Het begrip ‘muur’ komt terug in The Walls Are Closing In waarin de zang van Eivind slechts wordt ondersteund door het akoestische gitaarspel dat in Wolves weer tot uitbarsting komt. Alle remmen gaan weer even los en er wordt een muur van geluid opgetrokken die beslecht wordt door een heerlijk drumritme. De melodie pakt het daarna weer over om ingehaald te worden door een fraai stuk muziek waarin de onregelmatigheden dominant aanwezig zijn. De melodie blijft steeds herkenbaar terugkomen in de refreinen. Wederom scoort Course Of Fate hier een dijk van een compositie die nog eens getooid wordt met een gitaarsolo dat de opmaat blijkt te zijn voor een laatste portie progressief geweld. Wolves mag dan tekstueel gaan over de twijfel en/of de psychische labiel staat van de man; muzikaal klinkt het als een klok en zijn er geen twijfels in mijn hoofd waar de spinrag weggeblazen is door dit gevarieerde stuk muziek.
In Drifting Away is de man door alles en iedereen verlaten en dit keer krijgt dat zeker zijn weerslag in de muziek. Dat Queensrÿche tot de invloeden mag worden gerekend was al duidelijk. In Drifting Away komt de invloed van Pink Ployd meer naar voren. Waarschijnlijk door de melancholie die over de compositie hangt. Melancholie die extra gewicht meekrijgt door de ingetogen zang die slecht begeleid wordt door gitaar en orkestspel. Maar zeker ook door het ritme, het tempo, het gitaarspel en het gevoel dat er allemaal in gelegd is.

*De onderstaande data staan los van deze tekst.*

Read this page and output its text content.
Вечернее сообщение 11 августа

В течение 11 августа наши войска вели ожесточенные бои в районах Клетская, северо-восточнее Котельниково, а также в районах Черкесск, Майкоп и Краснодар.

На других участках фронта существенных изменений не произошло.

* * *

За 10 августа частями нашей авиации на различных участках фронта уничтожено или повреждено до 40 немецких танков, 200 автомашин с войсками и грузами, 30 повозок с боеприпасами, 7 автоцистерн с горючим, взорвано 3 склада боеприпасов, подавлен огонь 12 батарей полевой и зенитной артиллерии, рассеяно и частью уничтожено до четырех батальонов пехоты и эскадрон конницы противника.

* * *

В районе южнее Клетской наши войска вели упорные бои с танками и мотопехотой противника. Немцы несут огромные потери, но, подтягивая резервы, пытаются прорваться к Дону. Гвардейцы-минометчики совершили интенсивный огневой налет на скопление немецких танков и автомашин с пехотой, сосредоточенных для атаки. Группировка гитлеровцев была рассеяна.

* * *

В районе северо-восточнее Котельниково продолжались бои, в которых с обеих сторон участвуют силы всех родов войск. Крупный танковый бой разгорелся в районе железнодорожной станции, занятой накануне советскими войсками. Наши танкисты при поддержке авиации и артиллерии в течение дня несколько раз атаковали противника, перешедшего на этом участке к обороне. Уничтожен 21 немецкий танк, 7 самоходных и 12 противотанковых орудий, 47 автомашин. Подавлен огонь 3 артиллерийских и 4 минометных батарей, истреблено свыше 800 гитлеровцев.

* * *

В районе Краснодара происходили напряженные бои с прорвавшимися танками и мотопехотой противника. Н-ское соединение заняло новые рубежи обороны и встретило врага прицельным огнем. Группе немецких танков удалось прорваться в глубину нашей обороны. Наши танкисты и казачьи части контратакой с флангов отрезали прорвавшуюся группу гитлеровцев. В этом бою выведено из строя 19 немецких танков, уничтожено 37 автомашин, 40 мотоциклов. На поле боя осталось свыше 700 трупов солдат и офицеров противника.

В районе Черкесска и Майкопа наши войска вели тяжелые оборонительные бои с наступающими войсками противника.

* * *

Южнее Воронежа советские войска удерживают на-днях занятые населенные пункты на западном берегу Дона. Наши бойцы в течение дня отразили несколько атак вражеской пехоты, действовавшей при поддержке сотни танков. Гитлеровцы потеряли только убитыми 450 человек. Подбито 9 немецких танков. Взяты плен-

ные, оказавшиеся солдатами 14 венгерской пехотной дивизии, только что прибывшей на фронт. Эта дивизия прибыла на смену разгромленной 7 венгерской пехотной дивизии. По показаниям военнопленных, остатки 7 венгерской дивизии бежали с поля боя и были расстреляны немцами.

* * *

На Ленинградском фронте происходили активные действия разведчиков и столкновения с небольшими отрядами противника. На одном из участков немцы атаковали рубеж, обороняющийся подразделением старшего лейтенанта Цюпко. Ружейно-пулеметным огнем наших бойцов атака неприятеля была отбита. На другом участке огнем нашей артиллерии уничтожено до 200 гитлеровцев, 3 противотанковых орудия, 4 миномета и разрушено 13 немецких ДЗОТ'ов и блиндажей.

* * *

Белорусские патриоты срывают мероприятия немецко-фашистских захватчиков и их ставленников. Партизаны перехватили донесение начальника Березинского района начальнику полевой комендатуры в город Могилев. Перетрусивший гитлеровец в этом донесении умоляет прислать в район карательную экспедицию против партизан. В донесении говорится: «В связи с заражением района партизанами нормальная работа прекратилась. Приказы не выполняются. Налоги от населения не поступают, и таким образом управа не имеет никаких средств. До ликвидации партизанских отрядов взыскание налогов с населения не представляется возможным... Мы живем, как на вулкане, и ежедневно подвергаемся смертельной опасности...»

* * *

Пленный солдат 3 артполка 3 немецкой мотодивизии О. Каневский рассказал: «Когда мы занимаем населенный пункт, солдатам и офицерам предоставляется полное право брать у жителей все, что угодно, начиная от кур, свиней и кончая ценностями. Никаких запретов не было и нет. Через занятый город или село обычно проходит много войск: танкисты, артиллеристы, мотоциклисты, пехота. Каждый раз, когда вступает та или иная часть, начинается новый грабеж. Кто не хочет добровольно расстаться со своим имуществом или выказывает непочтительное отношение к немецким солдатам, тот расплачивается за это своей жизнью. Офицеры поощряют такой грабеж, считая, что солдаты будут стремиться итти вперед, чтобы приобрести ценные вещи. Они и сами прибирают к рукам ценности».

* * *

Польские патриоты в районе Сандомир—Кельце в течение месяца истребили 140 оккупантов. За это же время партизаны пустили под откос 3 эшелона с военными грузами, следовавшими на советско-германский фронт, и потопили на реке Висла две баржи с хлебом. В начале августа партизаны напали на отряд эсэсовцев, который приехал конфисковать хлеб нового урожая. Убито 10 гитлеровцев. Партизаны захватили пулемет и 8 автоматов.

De cirkel van dit conceptalbum is rond met The Faceless Men part 2 dat verder gaat waar part 1 is geëindigd. Het is een progressieve afsluiter waar je u tegen zegt. Hier is extra ruimte gemaakt voor het toetsenspel van Carl Marius Saugstad. Het refrein is hier de rode draad en past uitstekend is deze epische afsluiter.

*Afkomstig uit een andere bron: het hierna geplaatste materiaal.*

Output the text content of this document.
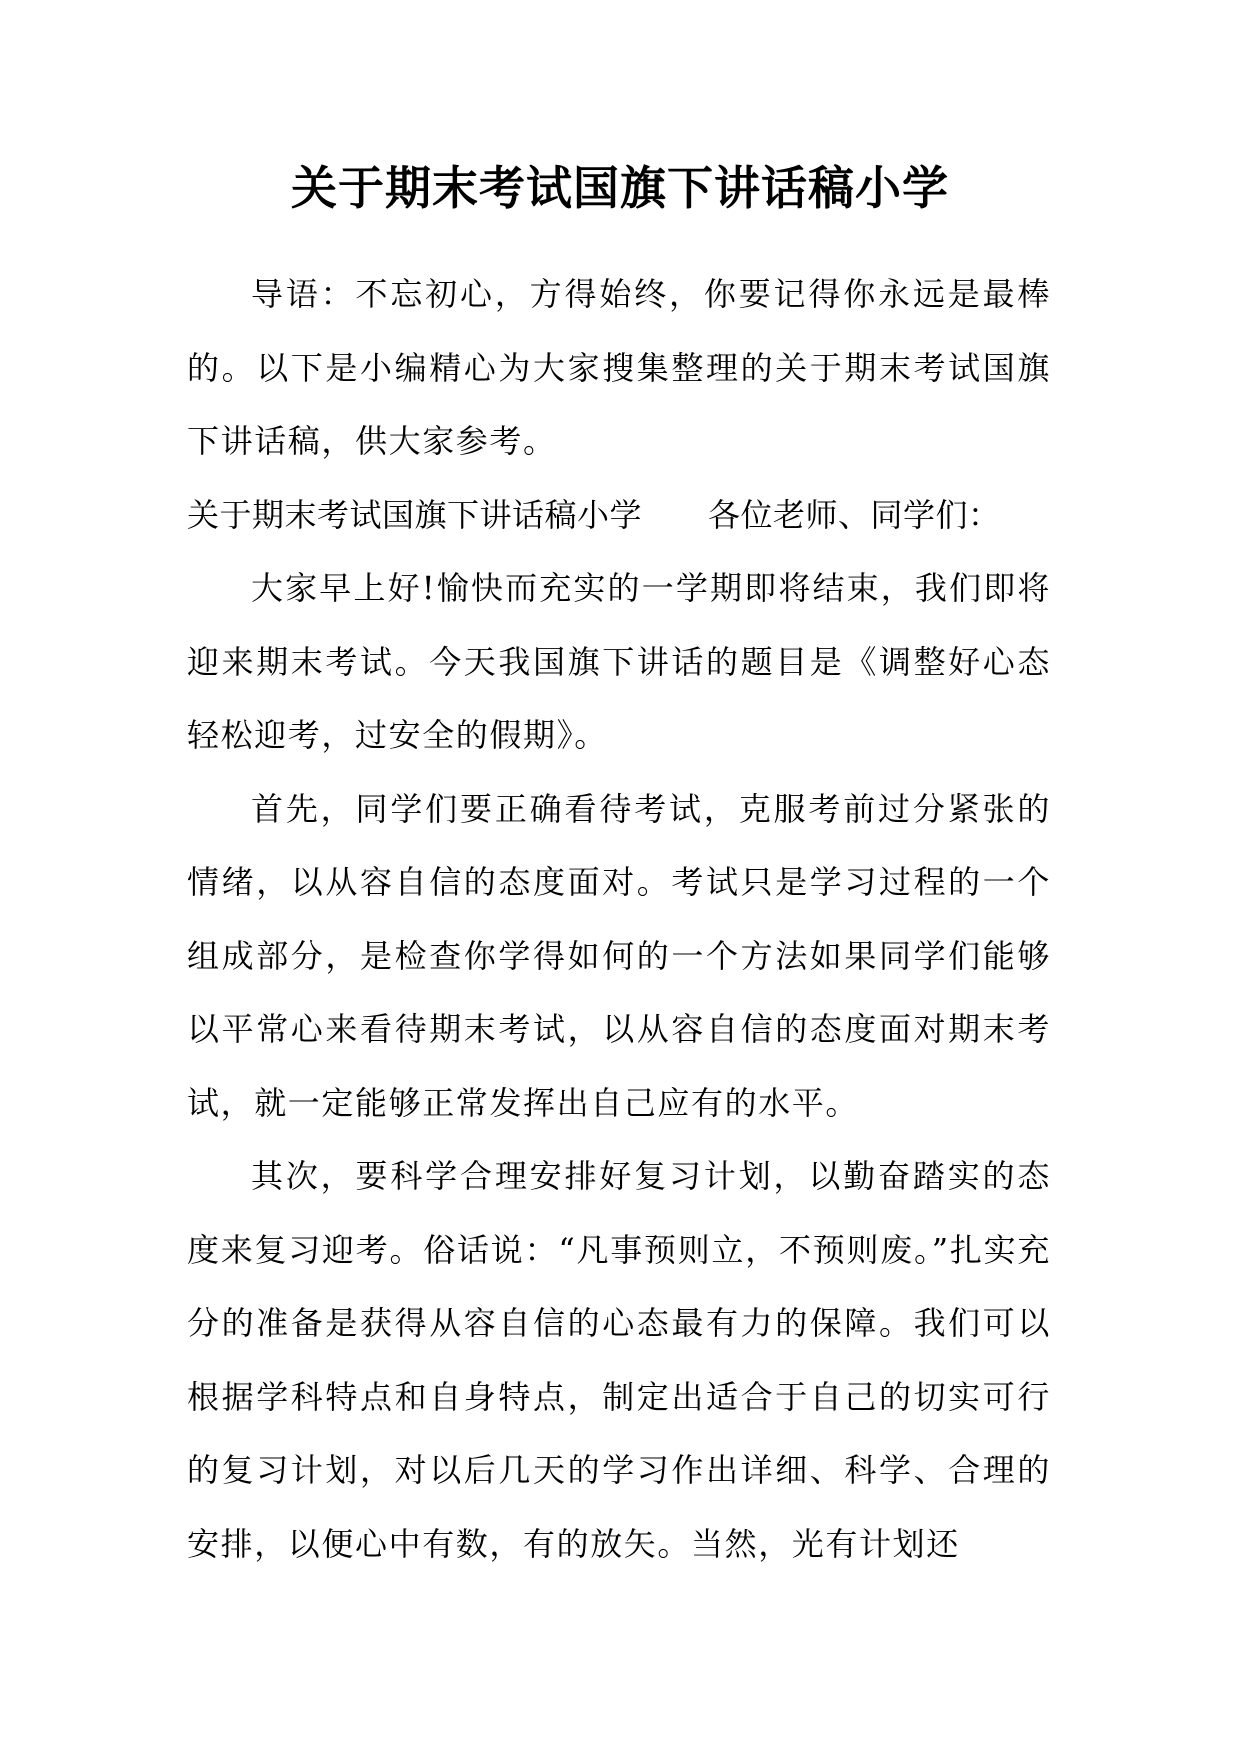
关于期末考试国旗下讲话稿小学

导语：不忘初心，方得始终，你要记得你永远是最棒的。以下是小编精心为大家搜集整理的关于期末考试国旗下讲话稿，供大家参考。

关于期末考试国旗下讲话稿小学 各位老师、同学们：

大家早上好!愉快而充实的一学期即将结束，我们即将迎来期末考试。今天我国旗下讲话的题目是《调整好心态轻松迎考，过安全的假期》。

首先，同学们要正确看待考试，克服考前过分紧张的情绪，以从容自信的态度面对。考试只是学习过程的一个组成部分，是检查你学得如何的一个方法如果同学们能够以平常心来看待期末考试，以从容自信的态度面对期末考试，就一定能够正常发挥出自己应有的水平。

其次，要科学合理安排好复习计划，以勤奋踏实的态度来复习迎考。俗话说：“凡事预则立，不预则废。”扎实充分的准备是获得从容自信的心态最有力的保障。我们可以根据学科特点和自身特点，制定出适合于自己的切实可行的复习计划，对以后几天的学习作出详细、科学、合理的安排，以便心中有数，有的放矢。当然，光有计划还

Ik ben heel voorzichtig begonnen met het album Mindweaver, maar al gauw had Course Of Fate me te pakken met hun veelzijdige symfonische/progressieve geluid. Het mag dan (nog) niet de allure hebben van Operation Mindcrime (wanneer dat al mogelijk is), maar Mindweaver is een uitstekend resultaat van het zestal dat zich Course Of Fate noemt en het zou me niets verbazen wanneer Mindweaver de jaarlijst haalt dit jaar.